Carbs: Several studies have shown that thyroid hormone levels decline with a ketogenic or carb-restricted diet. Instead of extreme diets, first consider high-fiber, whole-food carbs like starchy vegetables and fruit (legumes and grains too if you can tolerate) to balance blood sugar and support a healthy weight without triggering inflammation or suppressing thyroid function.
Gluten may not be your friend: I’m not saying everyone should be gluten-free, but if thyroid antibodies are elevated such, as in the case of Hashimoto’s, gluten may be a partial contributor. Several studies have highlighted this relationship, and I have seen many clients reduce their Hashimoto’s antibodies by removing gluten from the diet. There are also studies of gallbladder dysfunction related to non-celiac gluten sensitivity.
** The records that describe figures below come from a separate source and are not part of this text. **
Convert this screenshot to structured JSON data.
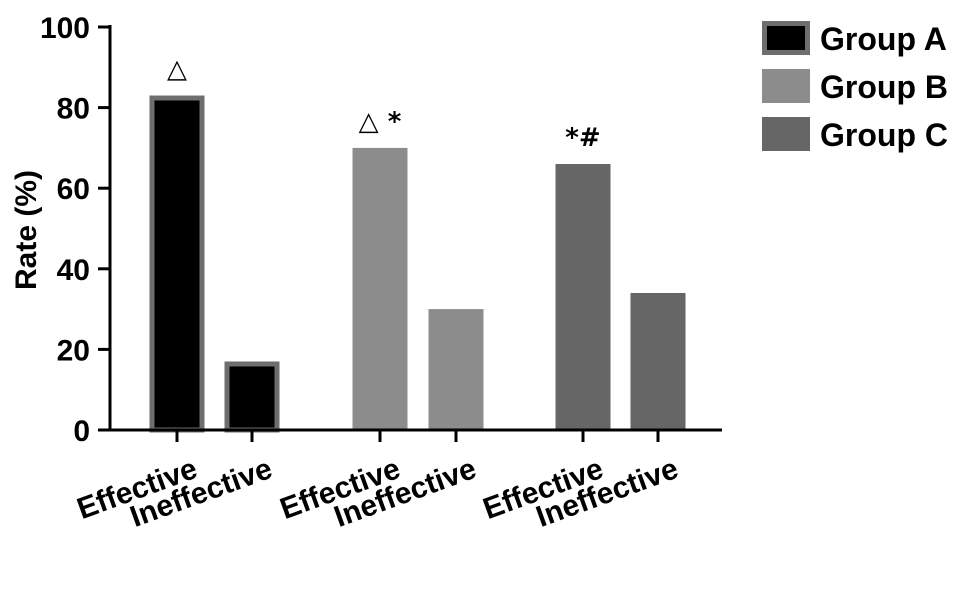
{
  "chart_data": {
    "type": "bar",
    "title": "",
    "xlabel": "",
    "ylabel": "Rate (%)",
    "ylim": [
      0,
      100
    ],
    "yticks": [
      0,
      20,
      40,
      60,
      80,
      100
    ],
    "grid": false,
    "legend_position": "top-right",
    "bars": [
      {
        "group": "Group A",
        "category": "Effective",
        "value": 83,
        "annotation": "△"
      },
      {
        "group": "Group A",
        "category": "Ineffective",
        "value": 17,
        "annotation": ""
      },
      {
        "group": "Group B",
        "category": "Effective",
        "value": 70,
        "annotation": "△ *"
      },
      {
        "group": "Group B",
        "category": "Ineffective",
        "value": 30,
        "annotation": ""
      },
      {
        "group": "Group C",
        "category": "Effective",
        "value": 66,
        "annotation": "*#"
      },
      {
        "group": "Group C",
        "category": "Ineffective",
        "value": 34,
        "annotation": ""
      }
    ],
    "series": [
      {
        "name": "Group A",
        "color": "#000000",
        "border_color": "#6e6e6e"
      },
      {
        "name": "Group B",
        "color": "#8c8c8c",
        "border_color": "#8c8c8c"
      },
      {
        "name": "Group C",
        "color": "#666666",
        "border_color": "#666666"
      }
    ]
  }
}
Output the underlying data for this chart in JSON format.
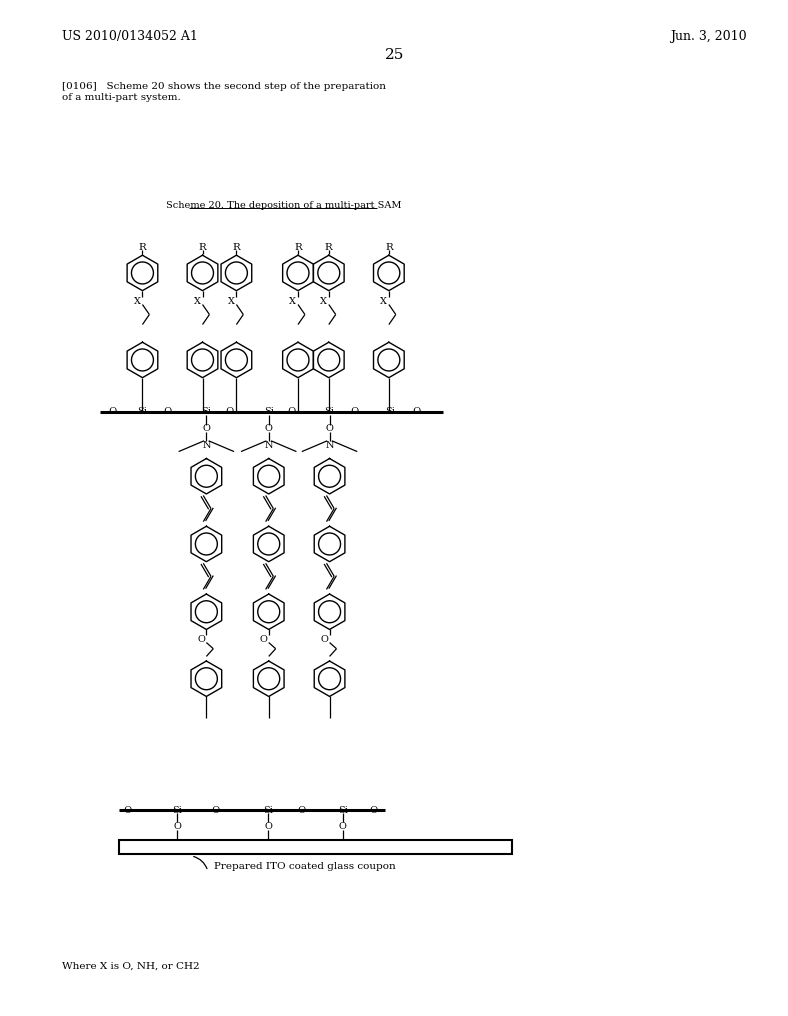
{
  "title_left": "US 2010/0134052 A1",
  "title_right": "Jun. 3, 2010",
  "page_number": "25",
  "paragraph_line1": "[0106]   Scheme 20 shows the second step of the preparation",
  "paragraph_line2": "of a multi-part system.",
  "scheme_title": "Scheme 20. The deposition of a multi-part SAM",
  "footer_label": "Prepared ITO coated glass coupon",
  "where_x": "Where X is O, NH, or CH2",
  "bg_color": "#ffffff",
  "line_color": "#000000",
  "text_color": "#000000"
}
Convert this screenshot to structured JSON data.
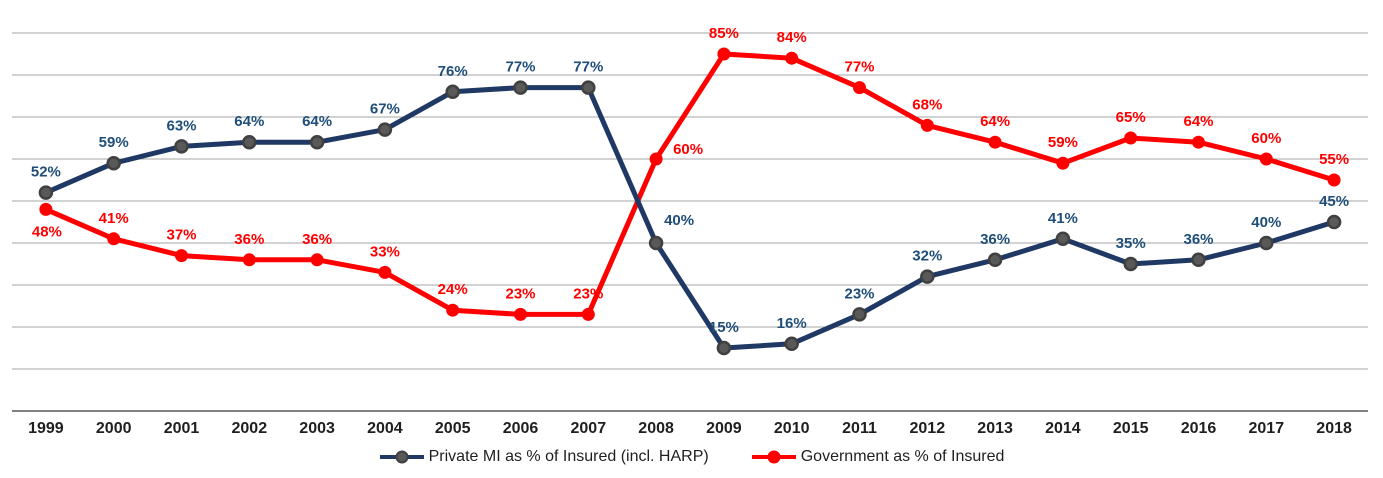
{
  "chart_data": {
    "type": "line",
    "title": "",
    "xlabel": "",
    "ylabel": "",
    "x": [
      "1999",
      "2000",
      "2001",
      "2002",
      "2003",
      "2004",
      "2005",
      "2006",
      "2007",
      "2008",
      "2009",
      "2010",
      "2011",
      "2012",
      "2013",
      "2014",
      "2015",
      "2016",
      "2017",
      "2018"
    ],
    "series": [
      {
        "id": "private-mi",
        "name": "Private MI as % of Insured (incl. HARP)",
        "color": "#1f3864",
        "label_color": "#1f4e79",
        "marker": {
          "fill": "#595959",
          "stroke": "#404040"
        },
        "values": [
          52,
          59,
          63,
          64,
          64,
          67,
          76,
          77,
          77,
          40,
          15,
          16,
          23,
          32,
          36,
          41,
          35,
          36,
          40,
          45
        ]
      },
      {
        "id": "government",
        "name": "Government as % of Insured",
        "color": "#ff0000",
        "label_color": "#ff0000",
        "marker": {
          "fill": "#ff0000",
          "stroke": "#ff0000"
        },
        "values": [
          48,
          41,
          37,
          36,
          36,
          33,
          24,
          23,
          23,
          60,
          85,
          84,
          77,
          68,
          64,
          59,
          65,
          64,
          60,
          55
        ]
      }
    ],
    "ylim": [
      0,
      100
    ],
    "gridline_values": [
      10,
      20,
      30,
      40,
      50,
      60,
      70,
      80,
      90
    ],
    "grid": "horizontal-only",
    "y_axis_labels_visible": false,
    "data_label_format": "{value}%",
    "legend_position": "bottom-center",
    "label_offsets": {
      "0": {
        "2008": {
          "dx": 23,
          "dy": -18
        }
      },
      "1": {
        "1999": {
          "dx": 1,
          "dy": 27
        },
        "2008": {
          "dx": 32,
          "dy": -5
        }
      }
    },
    "style": {
      "background": "#ffffff",
      "gridline_color": "#a6a6a6",
      "axis_color": "#808080",
      "tick_color": "#1f1f1f",
      "legend_text_color": "#1f1f1f"
    }
  }
}
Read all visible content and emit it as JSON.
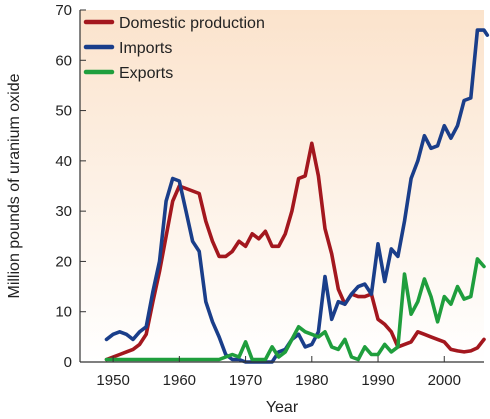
{
  "chart_data": {
    "type": "line",
    "title": "",
    "xlabel": "Year",
    "ylabel": "Million pounds of uranium oxide",
    "xlim": [
      1945,
      2006
    ],
    "ylim": [
      0,
      70
    ],
    "xticks": [
      1950,
      1960,
      1970,
      1980,
      1990,
      2000
    ],
    "yticks": [
      0,
      10,
      20,
      30,
      40,
      50,
      60,
      70
    ],
    "grid": false,
    "legend": "top-left",
    "background_gradient": [
      "#fbe3cc",
      "#ffffff"
    ],
    "series": [
      {
        "name": "Domestic production",
        "color": "#a3171e",
        "points": [
          [
            1949,
            0.5
          ],
          [
            1950,
            1
          ],
          [
            1951,
            1.5
          ],
          [
            1952,
            2
          ],
          [
            1953,
            2.5
          ],
          [
            1954,
            3.5
          ],
          [
            1955,
            5.5
          ],
          [
            1956,
            12
          ],
          [
            1957,
            18
          ],
          [
            1958,
            25
          ],
          [
            1959,
            32
          ],
          [
            1960,
            35
          ],
          [
            1961,
            34.5
          ],
          [
            1962,
            34
          ],
          [
            1963,
            33.5
          ],
          [
            1964,
            28
          ],
          [
            1965,
            24
          ],
          [
            1966,
            21
          ],
          [
            1967,
            21
          ],
          [
            1968,
            22
          ],
          [
            1969,
            24
          ],
          [
            1970,
            23
          ],
          [
            1971,
            25.5
          ],
          [
            1972,
            24.5
          ],
          [
            1973,
            26
          ],
          [
            1974,
            23
          ],
          [
            1975,
            23
          ],
          [
            1976,
            25.5
          ],
          [
            1977,
            30
          ],
          [
            1978,
            36.5
          ],
          [
            1979,
            37
          ],
          [
            1980,
            43.5
          ],
          [
            1981,
            37
          ],
          [
            1982,
            26.5
          ],
          [
            1983,
            21.5
          ],
          [
            1984,
            14.5
          ],
          [
            1985,
            11.5
          ],
          [
            1986,
            13.5
          ],
          [
            1987,
            13
          ],
          [
            1988,
            13
          ],
          [
            1989,
            13.5
          ],
          [
            1990,
            8.5
          ],
          [
            1991,
            7.5
          ],
          [
            1992,
            6
          ],
          [
            1993,
            3
          ],
          [
            1994,
            3.5
          ],
          [
            1995,
            4
          ],
          [
            1996,
            6
          ],
          [
            1997,
            5.5
          ],
          [
            1998,
            5
          ],
          [
            1999,
            4.5
          ],
          [
            2000,
            4
          ],
          [
            2001,
            2.5
          ],
          [
            2002,
            2.2
          ],
          [
            2003,
            2
          ],
          [
            2004,
            2.2
          ],
          [
            2005,
            2.8
          ],
          [
            2006,
            4.5
          ]
        ]
      },
      {
        "name": "Imports",
        "color": "#1a3e8a",
        "points": [
          [
            1949,
            4.5
          ],
          [
            1950,
            5.5
          ],
          [
            1951,
            6
          ],
          [
            1952,
            5.5
          ],
          [
            1953,
            4.5
          ],
          [
            1954,
            6
          ],
          [
            1955,
            7
          ],
          [
            1956,
            14
          ],
          [
            1957,
            20
          ],
          [
            1958,
            32
          ],
          [
            1959,
            36.5
          ],
          [
            1960,
            36
          ],
          [
            1961,
            30
          ],
          [
            1962,
            24
          ],
          [
            1963,
            22
          ],
          [
            1964,
            12
          ],
          [
            1965,
            8
          ],
          [
            1966,
            5
          ],
          [
            1967,
            1.5
          ],
          [
            1968,
            0.5
          ],
          [
            1969,
            0.5
          ],
          [
            1970,
            0
          ],
          [
            1971,
            0
          ],
          [
            1972,
            0
          ],
          [
            1973,
            0
          ],
          [
            1974,
            0
          ],
          [
            1975,
            2
          ],
          [
            1976,
            2.5
          ],
          [
            1977,
            4.5
          ],
          [
            1978,
            5.5
          ],
          [
            1979,
            3
          ],
          [
            1980,
            3.5
          ],
          [
            1981,
            6
          ],
          [
            1982,
            17
          ],
          [
            1983,
            8.5
          ],
          [
            1984,
            12
          ],
          [
            1985,
            11.5
          ],
          [
            1986,
            13.5
          ],
          [
            1987,
            15
          ],
          [
            1988,
            15.5
          ],
          [
            1989,
            13.5
          ],
          [
            1990,
            23.5
          ],
          [
            1991,
            16
          ],
          [
            1992,
            22.5
          ],
          [
            1993,
            21
          ],
          [
            1994,
            28
          ],
          [
            1995,
            36.5
          ],
          [
            1996,
            40
          ],
          [
            1997,
            45
          ],
          [
            1998,
            42.5
          ],
          [
            1999,
            43
          ],
          [
            2000,
            47
          ],
          [
            2001,
            44.5
          ],
          [
            2002,
            47
          ],
          [
            2003,
            52
          ],
          [
            2004,
            52.5
          ],
          [
            2005,
            66
          ],
          [
            2006,
            66
          ],
          [
            2006.5,
            65
          ]
        ]
      },
      {
        "name": "Exports",
        "color": "#1f9e3d",
        "points": [
          [
            1949,
            0.5
          ],
          [
            1955,
            0.5
          ],
          [
            1960,
            0.5
          ],
          [
            1966,
            0.5
          ],
          [
            1967,
            1
          ],
          [
            1968,
            1.5
          ],
          [
            1969,
            1
          ],
          [
            1970,
            4
          ],
          [
            1971,
            0.5
          ],
          [
            1972,
            0.5
          ],
          [
            1973,
            0.5
          ],
          [
            1974,
            3
          ],
          [
            1975,
            1
          ],
          [
            1976,
            2
          ],
          [
            1977,
            4.5
          ],
          [
            1978,
            7
          ],
          [
            1979,
            6
          ],
          [
            1980,
            5.5
          ],
          [
            1981,
            5
          ],
          [
            1982,
            6
          ],
          [
            1983,
            3
          ],
          [
            1984,
            2.5
          ],
          [
            1985,
            4.5
          ],
          [
            1986,
            1
          ],
          [
            1987,
            0.5
          ],
          [
            1988,
            3
          ],
          [
            1989,
            1.5
          ],
          [
            1990,
            1.5
          ],
          [
            1991,
            3.5
          ],
          [
            1992,
            2
          ],
          [
            1993,
            3
          ],
          [
            1994,
            17.5
          ],
          [
            1995,
            9.5
          ],
          [
            1996,
            12
          ],
          [
            1997,
            16.5
          ],
          [
            1998,
            13
          ],
          [
            1999,
            8
          ],
          [
            2000,
            13
          ],
          [
            2001,
            11.5
          ],
          [
            2002,
            15
          ],
          [
            2003,
            12.5
          ],
          [
            2004,
            13
          ],
          [
            2005,
            20.5
          ],
          [
            2006,
            19
          ]
        ]
      }
    ]
  }
}
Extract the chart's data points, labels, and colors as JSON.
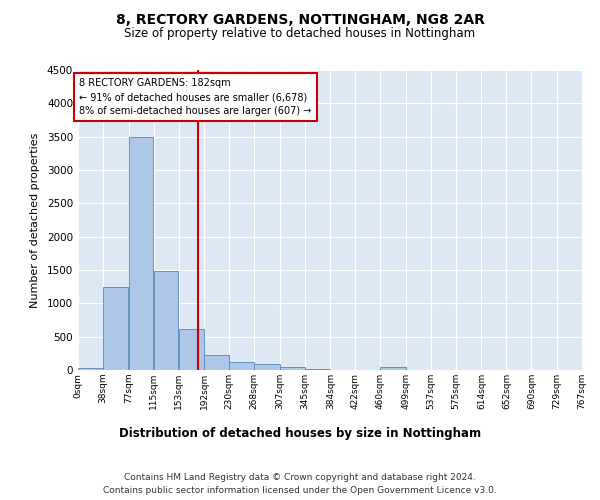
{
  "title1": "8, RECTORY GARDENS, NOTTINGHAM, NG8 2AR",
  "title2": "Size of property relative to detached houses in Nottingham",
  "xlabel": "Distribution of detached houses by size in Nottingham",
  "ylabel": "Number of detached properties",
  "footnote1": "Contains HM Land Registry data © Crown copyright and database right 2024.",
  "footnote2": "Contains public sector information licensed under the Open Government Licence v3.0.",
  "annotation_line1": "8 RECTORY GARDENS: 182sqm",
  "annotation_line2": "← 91% of detached houses are smaller (6,678)",
  "annotation_line3": "8% of semi-detached houses are larger (607) →",
  "property_size": 182,
  "bin_edges": [
    0,
    38,
    77,
    115,
    153,
    192,
    230,
    268,
    307,
    345,
    384,
    422,
    460,
    499,
    537,
    575,
    614,
    652,
    690,
    729,
    767
  ],
  "bar_heights": [
    30,
    1250,
    3500,
    1480,
    620,
    230,
    120,
    90,
    40,
    10,
    5,
    0,
    40,
    0,
    0,
    0,
    0,
    0,
    0,
    0
  ],
  "bar_color": "#aec6e8",
  "bar_edge_color": "#5588bb",
  "vline_color": "#cc0000",
  "box_edge_color": "#cc0000",
  "background_color": "#dde8f5",
  "grid_color": "#ffffff",
  "ylim": [
    0,
    4500
  ],
  "yticks": [
    0,
    500,
    1000,
    1500,
    2000,
    2500,
    3000,
    3500,
    4000,
    4500
  ]
}
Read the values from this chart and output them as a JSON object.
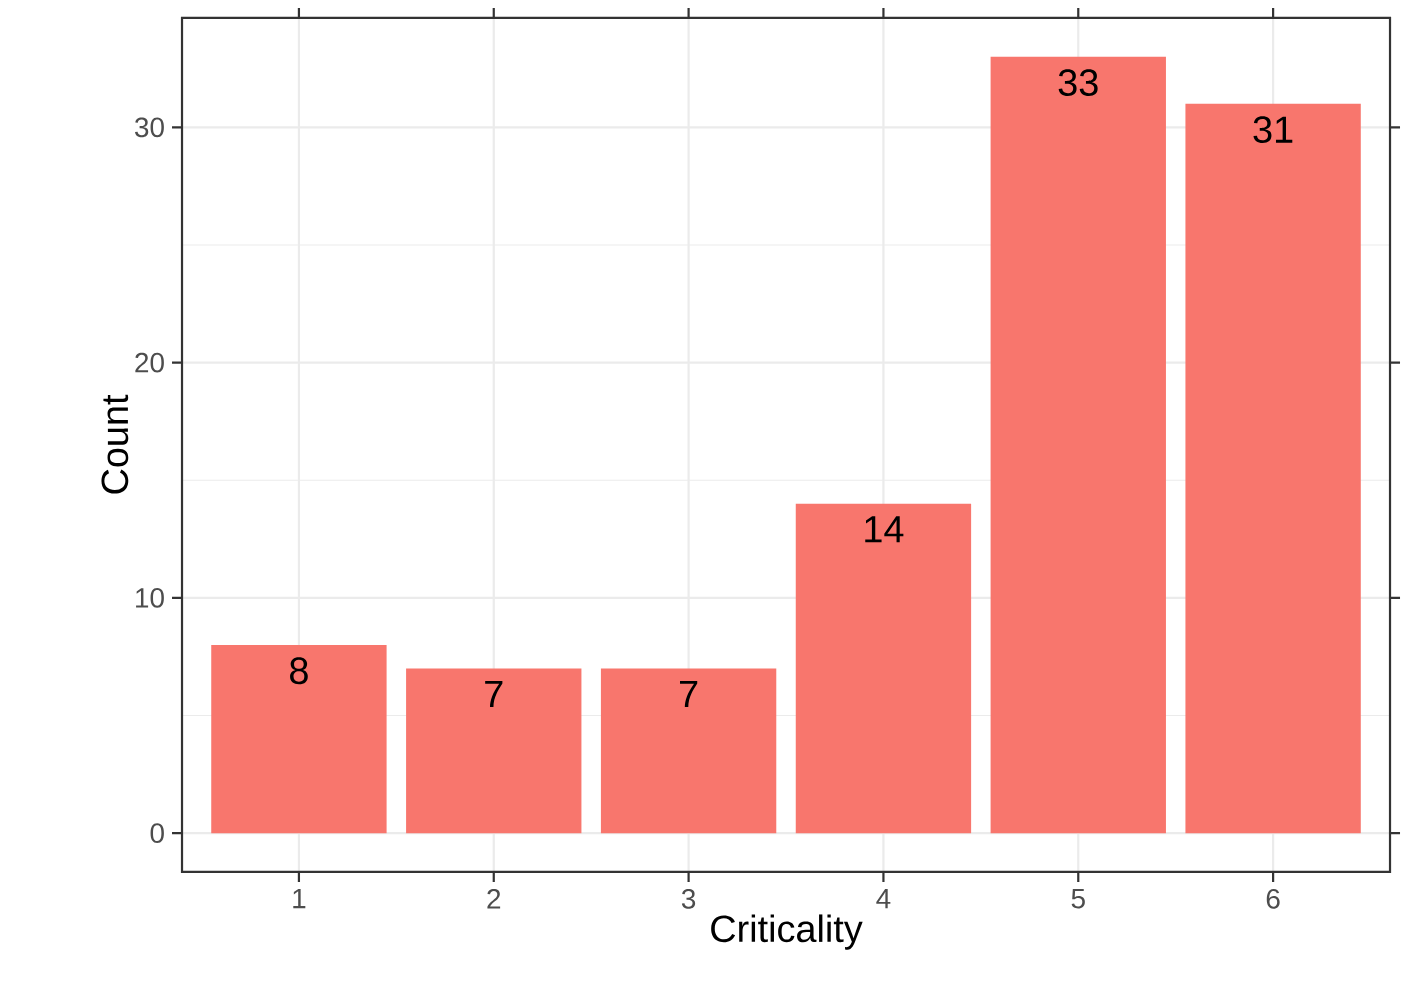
{
  "chart_data": {
    "type": "bar",
    "xlabel": "Criticality",
    "ylabel": "Count",
    "categories": [
      "1",
      "2",
      "3",
      "4",
      "5",
      "6"
    ],
    "values": [
      8,
      7,
      7,
      14,
      33,
      31
    ],
    "color": "#f8766d",
    "ylim": [
      -1.65,
      34.65
    ],
    "yticks": [
      0,
      10,
      20,
      30
    ],
    "grid": true,
    "data_labels": true
  }
}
Other Food Sensitivities: soy and canola are usually no Bueno for Hashimoto’s sufferers. Like gluten, they usually aggravate inflammation and may suppress thyroid function.
Next Step: Start Simple
There are many diet options for Hashimoto’s and hypothyroid sufferers. I recommend starting simple with the above suggestions first, and then if inflammation doesn’t respond, a more aggressive short-term approach may be warranted. And in the meantime, don’t stop chasing down the root cause of any gut imbalance because it does matter, and it impacts every other aspect of health.